What food to avoid when breastfeeding?

While breastfeeding, it is generally recommended to avoid or limit certain foods that may cause discomfort or affect your baby.  Common culprits may include spicy foods, gas-producing foods (like beans and cabbage), and any other foods or allergens that your baby is reacting to. Avoiding alcohol is safest option when breastfeeding as it can pass straight into your breastmilk. Caffeine is ok in small amounts, try to limit your intake to 2-3 cups per day. Monitor your baby's reactions after feeds as they may be linked to what you are eating and consult with a healthcare professional for personalised guidance.

Can you drink alcohol whilst breastfeeding?

The safest option is to not drink alcohol whilst breastfeeding. Alcohol can get into breastmilk and there is no safe level for babies.

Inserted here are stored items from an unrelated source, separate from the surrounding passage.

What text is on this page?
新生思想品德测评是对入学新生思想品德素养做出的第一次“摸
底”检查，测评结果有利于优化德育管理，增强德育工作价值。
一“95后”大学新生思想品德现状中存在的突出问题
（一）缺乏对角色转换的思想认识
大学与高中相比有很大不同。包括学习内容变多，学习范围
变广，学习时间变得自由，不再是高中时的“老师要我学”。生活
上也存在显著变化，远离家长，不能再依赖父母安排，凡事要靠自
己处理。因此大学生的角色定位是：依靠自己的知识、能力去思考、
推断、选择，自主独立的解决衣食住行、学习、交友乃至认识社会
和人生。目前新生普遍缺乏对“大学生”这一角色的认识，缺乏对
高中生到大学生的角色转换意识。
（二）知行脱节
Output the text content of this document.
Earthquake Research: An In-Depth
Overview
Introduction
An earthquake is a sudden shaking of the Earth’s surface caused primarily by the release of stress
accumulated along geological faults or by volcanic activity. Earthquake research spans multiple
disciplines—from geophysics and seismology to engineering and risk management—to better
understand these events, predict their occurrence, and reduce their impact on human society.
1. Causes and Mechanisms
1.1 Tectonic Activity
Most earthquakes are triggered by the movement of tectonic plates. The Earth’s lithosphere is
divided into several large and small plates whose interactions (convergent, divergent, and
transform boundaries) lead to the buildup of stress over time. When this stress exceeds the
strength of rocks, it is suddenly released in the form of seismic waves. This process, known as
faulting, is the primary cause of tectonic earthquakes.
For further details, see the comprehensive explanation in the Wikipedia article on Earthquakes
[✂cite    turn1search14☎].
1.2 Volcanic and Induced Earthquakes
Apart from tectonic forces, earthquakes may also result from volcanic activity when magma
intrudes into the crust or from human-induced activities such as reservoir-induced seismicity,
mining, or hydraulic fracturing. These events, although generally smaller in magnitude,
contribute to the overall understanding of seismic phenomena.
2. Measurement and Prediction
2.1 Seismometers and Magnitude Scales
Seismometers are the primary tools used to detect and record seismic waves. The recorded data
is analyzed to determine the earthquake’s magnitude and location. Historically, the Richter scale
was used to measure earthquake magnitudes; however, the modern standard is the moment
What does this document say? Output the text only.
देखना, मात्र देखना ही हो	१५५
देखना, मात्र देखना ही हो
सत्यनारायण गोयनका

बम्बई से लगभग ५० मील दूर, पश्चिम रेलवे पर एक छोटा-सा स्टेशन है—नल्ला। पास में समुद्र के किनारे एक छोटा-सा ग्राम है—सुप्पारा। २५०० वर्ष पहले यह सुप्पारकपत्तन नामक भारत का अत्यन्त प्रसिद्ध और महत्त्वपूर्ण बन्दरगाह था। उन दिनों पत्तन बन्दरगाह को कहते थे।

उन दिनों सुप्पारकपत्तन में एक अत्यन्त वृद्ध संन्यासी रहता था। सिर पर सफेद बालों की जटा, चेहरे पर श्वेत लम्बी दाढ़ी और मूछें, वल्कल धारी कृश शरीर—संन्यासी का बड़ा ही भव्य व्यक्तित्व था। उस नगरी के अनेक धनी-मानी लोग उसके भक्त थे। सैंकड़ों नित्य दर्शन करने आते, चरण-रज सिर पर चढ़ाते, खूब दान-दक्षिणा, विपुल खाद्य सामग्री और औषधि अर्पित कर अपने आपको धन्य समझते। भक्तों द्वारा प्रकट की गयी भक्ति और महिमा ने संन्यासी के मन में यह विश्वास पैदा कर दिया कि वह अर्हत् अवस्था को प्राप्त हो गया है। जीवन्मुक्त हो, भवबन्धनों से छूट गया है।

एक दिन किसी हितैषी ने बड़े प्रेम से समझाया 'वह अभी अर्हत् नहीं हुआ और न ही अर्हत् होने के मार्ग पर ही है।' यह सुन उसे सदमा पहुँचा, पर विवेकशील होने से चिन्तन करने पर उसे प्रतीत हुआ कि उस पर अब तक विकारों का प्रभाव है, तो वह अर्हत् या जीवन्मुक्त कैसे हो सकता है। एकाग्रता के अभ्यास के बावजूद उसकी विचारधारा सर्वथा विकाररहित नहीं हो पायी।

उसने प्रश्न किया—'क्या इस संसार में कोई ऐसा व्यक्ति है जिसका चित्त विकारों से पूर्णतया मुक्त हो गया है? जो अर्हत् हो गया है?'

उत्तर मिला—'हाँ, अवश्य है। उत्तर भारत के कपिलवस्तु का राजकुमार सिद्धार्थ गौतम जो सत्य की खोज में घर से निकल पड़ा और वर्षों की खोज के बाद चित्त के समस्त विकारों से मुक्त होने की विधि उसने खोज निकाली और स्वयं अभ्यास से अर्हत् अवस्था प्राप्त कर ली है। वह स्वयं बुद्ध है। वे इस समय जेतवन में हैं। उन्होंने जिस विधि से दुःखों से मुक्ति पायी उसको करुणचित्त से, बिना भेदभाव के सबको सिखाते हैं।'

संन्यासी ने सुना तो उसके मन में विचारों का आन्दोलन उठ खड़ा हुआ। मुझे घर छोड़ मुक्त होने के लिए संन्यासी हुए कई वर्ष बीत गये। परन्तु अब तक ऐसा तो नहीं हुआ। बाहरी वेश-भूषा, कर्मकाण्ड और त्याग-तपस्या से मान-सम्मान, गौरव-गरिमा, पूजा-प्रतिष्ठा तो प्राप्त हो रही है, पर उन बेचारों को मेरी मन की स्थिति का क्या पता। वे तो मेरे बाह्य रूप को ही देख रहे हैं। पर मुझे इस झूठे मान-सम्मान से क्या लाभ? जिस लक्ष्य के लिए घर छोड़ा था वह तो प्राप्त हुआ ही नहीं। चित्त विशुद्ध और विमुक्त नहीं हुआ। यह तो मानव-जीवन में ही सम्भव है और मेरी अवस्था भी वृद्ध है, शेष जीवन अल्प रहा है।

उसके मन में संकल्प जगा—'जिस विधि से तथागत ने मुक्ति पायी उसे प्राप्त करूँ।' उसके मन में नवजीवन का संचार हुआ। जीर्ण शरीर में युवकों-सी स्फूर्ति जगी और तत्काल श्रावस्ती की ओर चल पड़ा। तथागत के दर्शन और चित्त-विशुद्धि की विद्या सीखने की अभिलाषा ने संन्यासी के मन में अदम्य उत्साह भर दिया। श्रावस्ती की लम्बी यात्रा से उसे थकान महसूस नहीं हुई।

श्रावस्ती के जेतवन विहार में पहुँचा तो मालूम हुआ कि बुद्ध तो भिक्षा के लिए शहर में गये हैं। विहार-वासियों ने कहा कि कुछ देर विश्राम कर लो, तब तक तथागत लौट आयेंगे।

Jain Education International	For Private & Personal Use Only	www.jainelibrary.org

What to eat when breastfeeding.

When breastfeeding, it's important to maintain a balanced and nutritious diet to support your own health and provide essential nutrients for your baby. Focus on consuming a variety of foods from all the food groups, including fruits, vegetables, whole grains, lean proteins, and healthy fats. Include foods rich in protein, calcium, iron, Iodine, and omega-3 fatty acids. Stay hydrated by drinking plenty of water. Breastfeeding requires approximately 2000-2100 kilojoules extra each day compared to when not breastfeeding. Listen to your body's hunger and fullness cues and consult with a healthcare professional or registered dietitian for personalised guidance on your specific nutritional needs while breastfeeding.

Which foods increase breast milk supply?

Ensuring you are eating a well-balanced diet that includes foods from all the food groups, and increase your energy intake over the day, your body will be equipped with all it needs to produce breast milk.  Breast milk supply is very much dependant on your baby, as it is produced on a supply-and-demand relationship. The more your baby drinks, the more breastmilk you will produce. If you are concerned about your milk supply talk to a lactation consultant or other healthcare professional.